Dunia Online

Ma Chao Sudah Tiba, Si Tua Lianpo Tidak Bisa Melarikan Diri



Ma Chao Sudah Tiba, Si Tua Lianpo Tidak Bisa Melarikan Diri

2Di jalur gunung sebelah utara Kota Anlu, Lianpo memerintahkan pasukannya untuk menerjang maju. Dalam waktu singkat, pasukan besar yang seperti koloni semut, bergerak menuju kedua perbukitan dalam usaha untuk merebut kembali nasib mereka sendiri.     
0

Kenyataan membuktikan bahwa perlawanan mereka benar-benar sia-sia.     

Tepat ketika pasukan Qin Awal menerjang, pasukan Ma Chao sudah menyimpan busur mereka dan naik ke atas kuda.

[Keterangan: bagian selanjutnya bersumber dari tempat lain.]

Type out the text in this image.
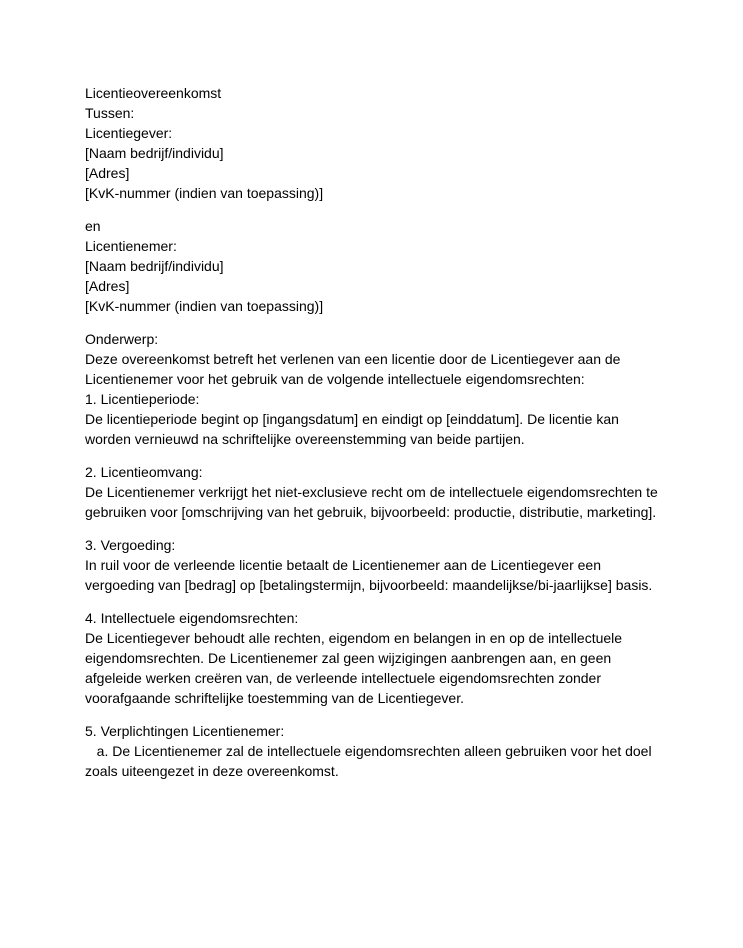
Licentieovereenkomst
Tussen:
Licentiegever:
[Naam bedrijf/individu]
[Adres]
[KvK-nummer (indien van toepassing)]
en
Licentienemer:
[Naam bedrijf/individu]
[Adres]
[KvK-nummer (indien van toepassing)]
Onderwerp:
Deze overeenkomst betreft het verlenen van een licentie door de Licentiegever aan de Licentienemer voor het gebruik van de volgende intellectuele eigendomsrechten:
1. Licentieperiode:
De licentieperiode begint op [ingangsdatum] en eindigt op [einddatum]. De licentie kan worden vernieuwd na schriftelijke overeenstemming van beide partijen.
2. Licentieomvang:
De Licentienemer verkrijgt het niet-exclusieve recht om de intellectuele eigendomsrechten te gebruiken voor [omschrijving van het gebruik, bijvoorbeeld: productie, distributie, marketing].
3. Vergoeding:
In ruil voor de verleende licentie betaalt de Licentienemer aan de Licentiegever een vergoeding van [bedrag] op [betalingstermijn, bijvoorbeeld: maandelijkse/bi-jaarlijkse] basis.
4. Intellectuele eigendomsrechten:
De Licentiegever behoudt alle rechten, eigendom en belangen in en op de intellectuele eigendomsrechten. De Licentienemer zal geen wijzigingen aanbrengen aan, en geen afgeleide werken creëren van, de verleende intellectuele eigendomsrechten zonder voorafgaande schriftelijke toestemming van de Licentiegever.
5. Verplichtingen Licentienemer:
a. De Licentienemer zal de intellectuele eigendomsrechten alleen gebruiken voor het doel zoals uiteengezet in deze overeenkomst.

Dengan perintah dari sang panglima, mereka langsung menerjang maju.     

"Serbu!"     

Coba bayangkan, apa yang terjadi ketika infanteri yang tengah mendaki bukit berhadapan dengan kavaleri yang menerjang turun dari atas bukit?     

Yang terjadi berikutnya merupakan sebuah tragedi.     

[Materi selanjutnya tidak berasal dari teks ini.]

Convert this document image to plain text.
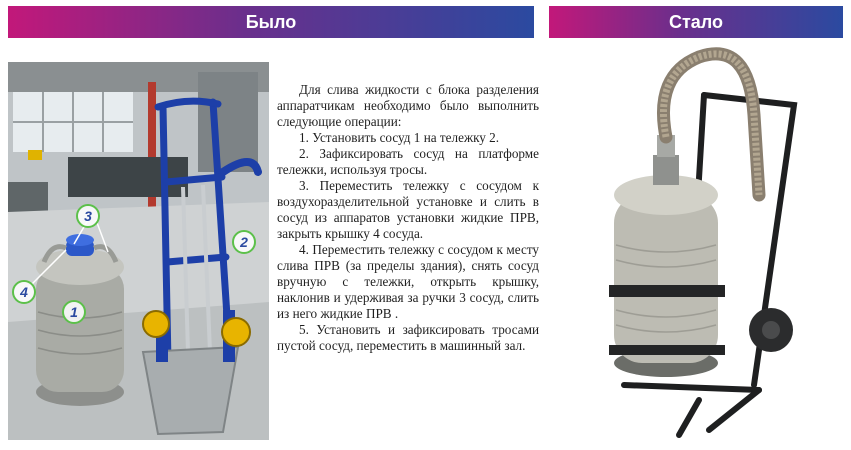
Было	Стало
3
2
4
1

Для слива жидкости с блока разделения аппаратчикам необходимо было выполнить следующие операции:

1. Установить сосуд 1 на тележку 2.

2. Зафиксировать сосуд на платформе тележки, используя тросы.

3. Переместить тележку с сосудом к воздухоразделительной установке и слить в сосуд из аппаратов установки жидкие ПРВ, закрыть крышку 4 сосуда.

4. Переместить тележку с сосудом к месту слива ПРВ (за пределы здания), снять сосуд вручную с тележки, открыть крышку, наклонив и удерживая за ручки 3 сосуд, слить из него жидкие ПРВ .

5. Установить и зафиксировать тросами пустой сосуд, переместить в машинный зал.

Jika dikatakan bahwa pasukan Qin Awal yang sedang mendaki bukit merupakan semut yang melawan takdir mereka, maka pasukan Jin Timur yang menyerbu turun adalah sebuah air bah, tidak bisa dihentikan dan tidak bisa dihindari. Dalam sekejap mereka menghancurkan dan membanjiri koloni para semut itu.     

Di depan gelombang raksasa tersebut, para prajurit Qin Awal tidak bisa berbuat apa-apa saat aliran serangan musuh mendesak mundur mereka. Pasukan Qin Awal tidak bisa mengendalikan takdir mereka, dan mereka terus diinjak-injak ke dalam lumpur oleh begitu banyak kuda.     

Di atas bukit, darah segar mengalir bagaikan sungai.     

Begitu dia melihat kavaleri tersebut, Lianpo merasa jantungnya seakan tenggelam, dan dia nyaris tidak bisa bernapas.      

Yang hancur paling pertama adalah ke-100 ribu penduduk asli. Di bawah perintah para perwira mereka, pasukan ini menerjang hujan panah dan menyerbu ke arah bukit.     

Ketika pasukan kavaleri mulai menerjang, pasukan garis depan dihancurkan dengan mudah. Di waktu yang sama, sisa-sisa keberanian mereka akhirnya lenyap. Setiap prajurit melarikan diri dengan ekor yang terselip di antara kaki mereka.     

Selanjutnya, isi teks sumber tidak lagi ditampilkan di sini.